En effet, par jugement du 6 décembre 2011, publié au BODACC le 7 juin 2012, le tribunal de commerce de Vienne a prononcé à l’encontre de Monsieur [Z] [C] l’interdiction de gérer pour une durée de 10 ans, interdiction prévue par l’article L.653-8 du code de commerce.
Or, il ressort de la pièce n°6-5 produite par les demandeurs, que la SARL [C] [Z] dont le numéro SIREN est 900311952, reproduit sur les devis adressés à Monsieur [M] [A] et Madame [B] [E], a été immatriculée le 17 juin 2021 pour un début d’activité au 10 mai 2021, soit dans le délai de dix ans suivant le jugement du 6 décembre 2011.
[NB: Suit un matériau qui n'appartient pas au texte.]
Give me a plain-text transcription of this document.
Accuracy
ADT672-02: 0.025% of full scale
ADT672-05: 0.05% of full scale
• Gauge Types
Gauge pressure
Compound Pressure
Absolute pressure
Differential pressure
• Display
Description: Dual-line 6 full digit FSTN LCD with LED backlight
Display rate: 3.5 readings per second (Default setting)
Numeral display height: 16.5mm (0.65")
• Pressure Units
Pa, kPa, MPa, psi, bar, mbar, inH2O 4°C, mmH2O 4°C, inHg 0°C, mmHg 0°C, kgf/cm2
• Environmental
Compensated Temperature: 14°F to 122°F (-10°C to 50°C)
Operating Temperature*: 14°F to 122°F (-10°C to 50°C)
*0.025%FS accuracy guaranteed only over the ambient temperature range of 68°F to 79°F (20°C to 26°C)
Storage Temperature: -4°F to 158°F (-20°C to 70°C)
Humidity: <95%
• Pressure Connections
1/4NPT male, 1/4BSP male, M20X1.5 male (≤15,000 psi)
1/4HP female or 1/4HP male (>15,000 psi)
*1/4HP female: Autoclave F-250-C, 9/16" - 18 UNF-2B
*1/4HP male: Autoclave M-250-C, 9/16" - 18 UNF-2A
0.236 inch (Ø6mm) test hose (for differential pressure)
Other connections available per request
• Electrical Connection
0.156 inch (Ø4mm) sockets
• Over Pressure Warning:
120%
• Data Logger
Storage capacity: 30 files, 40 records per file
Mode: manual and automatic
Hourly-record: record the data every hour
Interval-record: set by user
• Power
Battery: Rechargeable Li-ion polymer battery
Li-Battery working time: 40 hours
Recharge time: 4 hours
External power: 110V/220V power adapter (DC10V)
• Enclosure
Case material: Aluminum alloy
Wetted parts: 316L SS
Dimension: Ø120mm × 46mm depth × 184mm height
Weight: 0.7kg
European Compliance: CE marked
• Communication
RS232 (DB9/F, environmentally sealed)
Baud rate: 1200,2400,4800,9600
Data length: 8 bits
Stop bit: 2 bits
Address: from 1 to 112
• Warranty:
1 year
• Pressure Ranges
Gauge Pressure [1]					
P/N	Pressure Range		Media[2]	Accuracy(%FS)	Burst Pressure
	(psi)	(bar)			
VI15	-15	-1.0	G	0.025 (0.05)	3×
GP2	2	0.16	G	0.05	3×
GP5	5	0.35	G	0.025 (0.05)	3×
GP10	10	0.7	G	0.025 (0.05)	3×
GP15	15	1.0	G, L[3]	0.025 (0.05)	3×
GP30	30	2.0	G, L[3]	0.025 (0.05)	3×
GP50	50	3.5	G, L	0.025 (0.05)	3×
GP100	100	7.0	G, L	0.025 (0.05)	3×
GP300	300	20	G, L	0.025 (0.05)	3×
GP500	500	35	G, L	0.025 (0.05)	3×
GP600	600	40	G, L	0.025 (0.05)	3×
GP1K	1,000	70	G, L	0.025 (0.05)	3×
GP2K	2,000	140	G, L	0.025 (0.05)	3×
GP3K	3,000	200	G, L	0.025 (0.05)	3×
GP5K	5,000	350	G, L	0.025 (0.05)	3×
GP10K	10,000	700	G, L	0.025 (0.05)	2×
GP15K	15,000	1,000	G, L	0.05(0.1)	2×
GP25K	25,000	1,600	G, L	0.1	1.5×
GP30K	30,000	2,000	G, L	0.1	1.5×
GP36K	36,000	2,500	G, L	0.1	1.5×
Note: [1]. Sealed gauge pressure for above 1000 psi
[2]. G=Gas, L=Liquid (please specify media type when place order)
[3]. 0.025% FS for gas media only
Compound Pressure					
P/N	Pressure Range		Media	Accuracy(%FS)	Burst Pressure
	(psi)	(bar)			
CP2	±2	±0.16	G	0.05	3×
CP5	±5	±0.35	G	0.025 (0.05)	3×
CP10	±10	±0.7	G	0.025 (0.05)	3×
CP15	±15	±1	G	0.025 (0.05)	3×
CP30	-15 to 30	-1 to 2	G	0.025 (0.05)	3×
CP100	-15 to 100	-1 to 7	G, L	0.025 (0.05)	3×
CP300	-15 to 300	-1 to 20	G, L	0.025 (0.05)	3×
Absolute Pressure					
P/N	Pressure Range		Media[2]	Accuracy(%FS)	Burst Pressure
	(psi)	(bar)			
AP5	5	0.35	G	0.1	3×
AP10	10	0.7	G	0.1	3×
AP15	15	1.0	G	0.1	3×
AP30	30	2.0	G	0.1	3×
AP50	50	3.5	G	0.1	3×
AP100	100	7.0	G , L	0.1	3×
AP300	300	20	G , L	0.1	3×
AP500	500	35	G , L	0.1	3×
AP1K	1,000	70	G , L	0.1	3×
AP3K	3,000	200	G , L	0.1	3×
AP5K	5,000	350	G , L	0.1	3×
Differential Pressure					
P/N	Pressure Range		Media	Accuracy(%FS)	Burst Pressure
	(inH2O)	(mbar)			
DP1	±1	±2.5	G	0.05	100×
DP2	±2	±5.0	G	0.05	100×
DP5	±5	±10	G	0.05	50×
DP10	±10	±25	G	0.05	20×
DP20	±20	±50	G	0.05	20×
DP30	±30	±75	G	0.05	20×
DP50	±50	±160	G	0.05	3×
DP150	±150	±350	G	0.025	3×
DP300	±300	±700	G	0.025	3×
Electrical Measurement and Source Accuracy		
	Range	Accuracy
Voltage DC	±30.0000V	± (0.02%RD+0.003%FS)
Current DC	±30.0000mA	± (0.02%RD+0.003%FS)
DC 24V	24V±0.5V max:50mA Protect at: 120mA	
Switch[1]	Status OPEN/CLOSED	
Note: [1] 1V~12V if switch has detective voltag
Néanmoins, il sera rappelé que l’exercice de fonctions de direction dans une société, malgré une interdiction de gérer prononcée par un tribunal de commerce, est constitutif d’une infraction pénale mais ne permet pas nécessairement d’engager la responsabilité civile délictuelle du gérant envers un cocontractant de la société.
En effet, pour engager la responsabilité personnelle du gérant à ce titre, il est nécessaire de caractériser d’une part, une faute personnelle séparable de ses fonctions, un préjudice personnel subi par le particulier et un lien de causalité entre la faute et le préjudice. La faute du dirigeant doit être tournée directement contre le tiers, ou d’une gravité telle qu’elle est incompatible avec ses fonctions sociales.
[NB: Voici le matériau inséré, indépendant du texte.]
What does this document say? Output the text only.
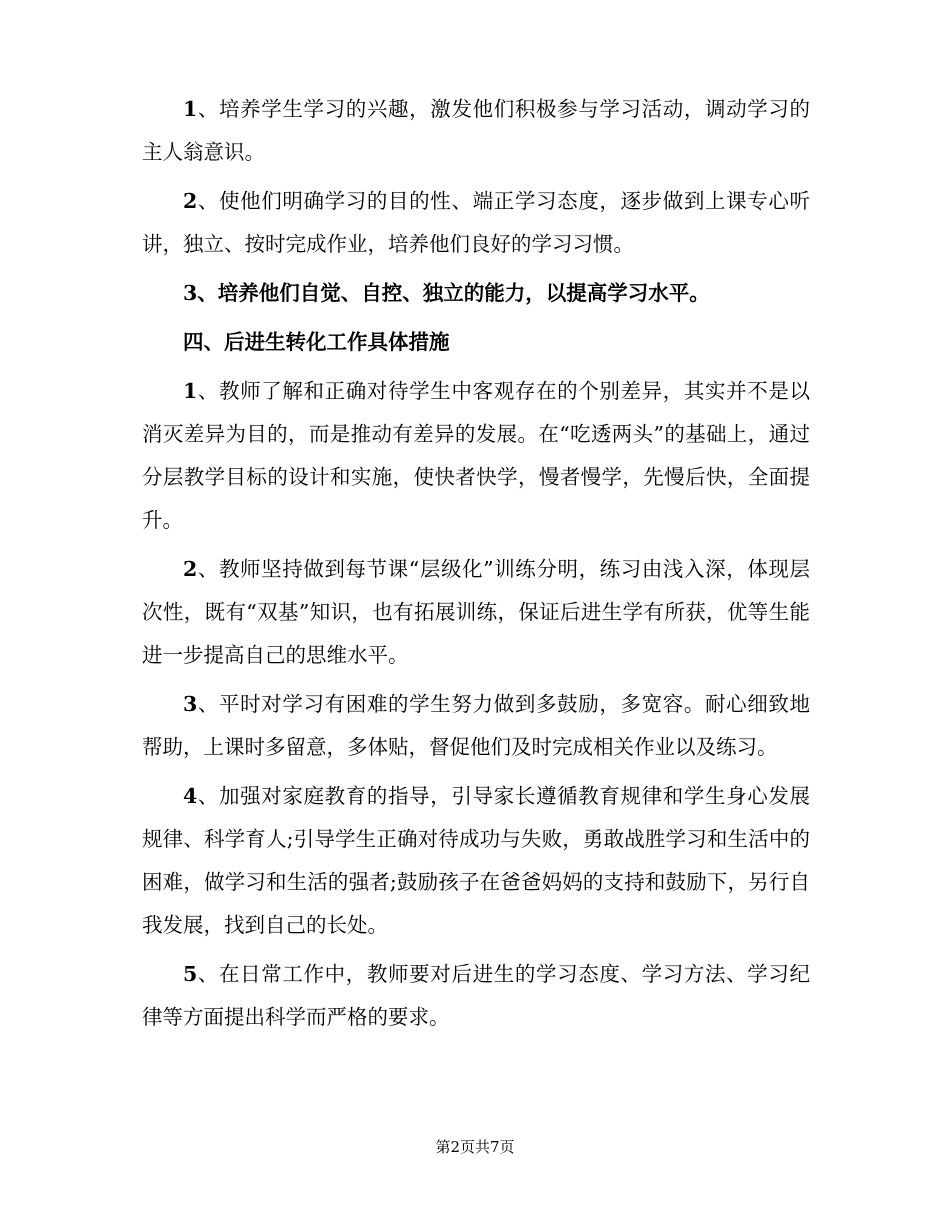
1、培养学生学习的兴趣，激发他们积极参与学习活动，调动学习的主人翁意识。

2、使他们明确学习的目的性、端正学习态度，逐步做到上课专心听讲，独立、按时完成作业，培养他们良好的学习习惯。

3、培养他们自觉、自控、独立的能力，以提高学习水平。

四、后进生转化工作具体措施

1、教师了解和正确对待学生中客观存在的个别差异，其实并不是以消灭差异为目的，而是推动有差异的发展。在“吃透两头”的基础上，通过分层教学目标的设计和实施，使快者快学，慢者慢学，先慢后快，全面提升。

2、教师坚持做到每节课“层级化”训练分明，练习由浅入深，体现层次性，既有“双基”知识，也有拓展训练，保证后进生学有所获，优等生能进一步提高自己的思维水平。

3、平时对学习有困难的学生努力做到多鼓励，多宽容。耐心细致地帮助，上课时多留意，多体贴，督促他们及时完成相关作业以及练习。

4、加强对家庭教育的指导，引导家长遵循教育规律和学生身心发展规律、科学育人;引导学生正确对待成功与失败，勇敢战胜学习和生活中的困难，做学习和生活的强者;鼓励孩子在爸爸妈妈的支持和鼓励下，另行自我发展，找到自己的长处。

5、在日常工作中，教师要对后进生的学习态度、学习方法、学习纪律等方面提出科学而严格的要求。

第2页共7页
En l’espèce, à supposer que l’exercice des fonctions de gérant par Monsieur [Z] [C] puisse être qualifiée de faute intentionnelle grave, le préjudice allégué par les demandeurs ne résulte pas directement de cette faute (exercice des fonctions de gérant malgré l’interdiction prononcée) mais découle de l’inexécution des travaux que la SARL [C] [Z] s’était engagée à réaliser.
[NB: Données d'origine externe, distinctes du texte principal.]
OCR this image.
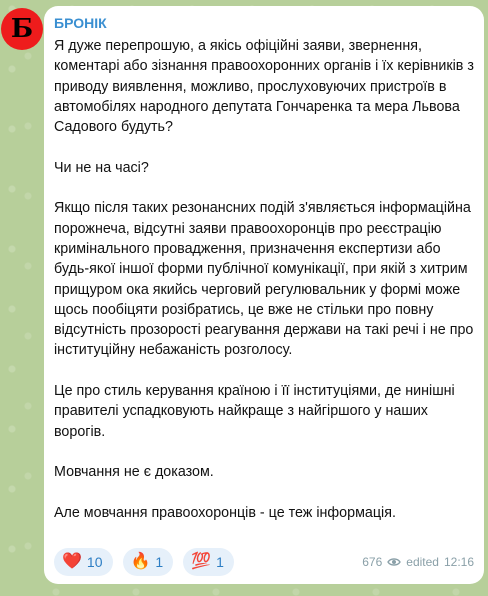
Б БРОНІК
Я дуже перепрошую, а якісь офіційні заяви, звернення, коментарі або зізнання правоохоронних органів і їх керівників з приводу виявлення, можливо, прослуховуючих пристроїв в автомобілях народного депутата Гончаренка та мера Львова Садового будуть?

Чи не на часі?

Якщо після таких резонансних подій з'являється інформаційна порожнеча, відсутні заяви правоохоронців про реєстрацію кримінального провадження, призначення експертизи або будь-якої іншої форми публічної комунікації, при якій з хитрим прищуром ока якийсь черговий регулювальник у формі може щось пообіцяти розібратись, це вже не стільки про повну відсутність прозорості реагування держави на такі речі і не про інституційну небажаність розголосу.

Це про стиль керування країною і її інституціями, де нинішні правителі успадковують найкраще з найгіршого у наших ворогів.

Мовчання не є доказом.

Але мовчання правоохоронців - це теж інформація.
❤️ 10 🔥 1 💯 1	676 edited 12:16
Le lien de causalité entre l’interdiction de gérer et le dommage n’étant pas établi, il convient de rejeter les demandes formées à l’encontre de Monsieur [Z] [C].
Sur les frais du procès
Il convient de fixer les dépens de l’instance au fond et de l’instance en référé, à la procédure collective de la SARL [C] [Z].
L’équité commande également d’allouer à Monsieur [M] [A] et Madame [B] [E] la somme de 2.500 euros au titre de l’article 700 du code de procédure civile, somme qui sera également fixée à la procédure collective de la SARL [C] [Z].
Sur l’exécution provisoire
En application de l’article 514 du Code de procédure civile, les décisions de première instance sont de droit exécutoire à titre provisoire.
PAR CES MOTIFS
Le tribunal, statuant par décision réputée contradictoire rendue en premier ressort et mise à disposition au greffe,
FIXE la créance de Monsieur [M] [A] et Madame [B] [E] à la liquidation judiciaire de la SARL [C] [Z], représentée par la SELARL [R] [V], liquidateur judiciaire, à la somme de 15.475,96 €,
REJETTE les autres demandes formées par Monsieur [M] [A] et Madame [B] [E] ;
FIXE les dépens de l’instance au fond et de l’instance en référé à la liquidation judiciaire de la SARL [C] [Z] ;
FIXE la créance de Monsieur [M] [A] et Madame [B] [E] pour la somme de 2.500 € en application de l’article 700 du code de procédure civile à la liquidation judiciaire de la SARL [C] [Z] ;
RAPPELLE que la décision est exécutoire de droit à titre provisoire.
Ainsi prononcé les jour, an et mois susdits et signé par la Présidente et le Greffier.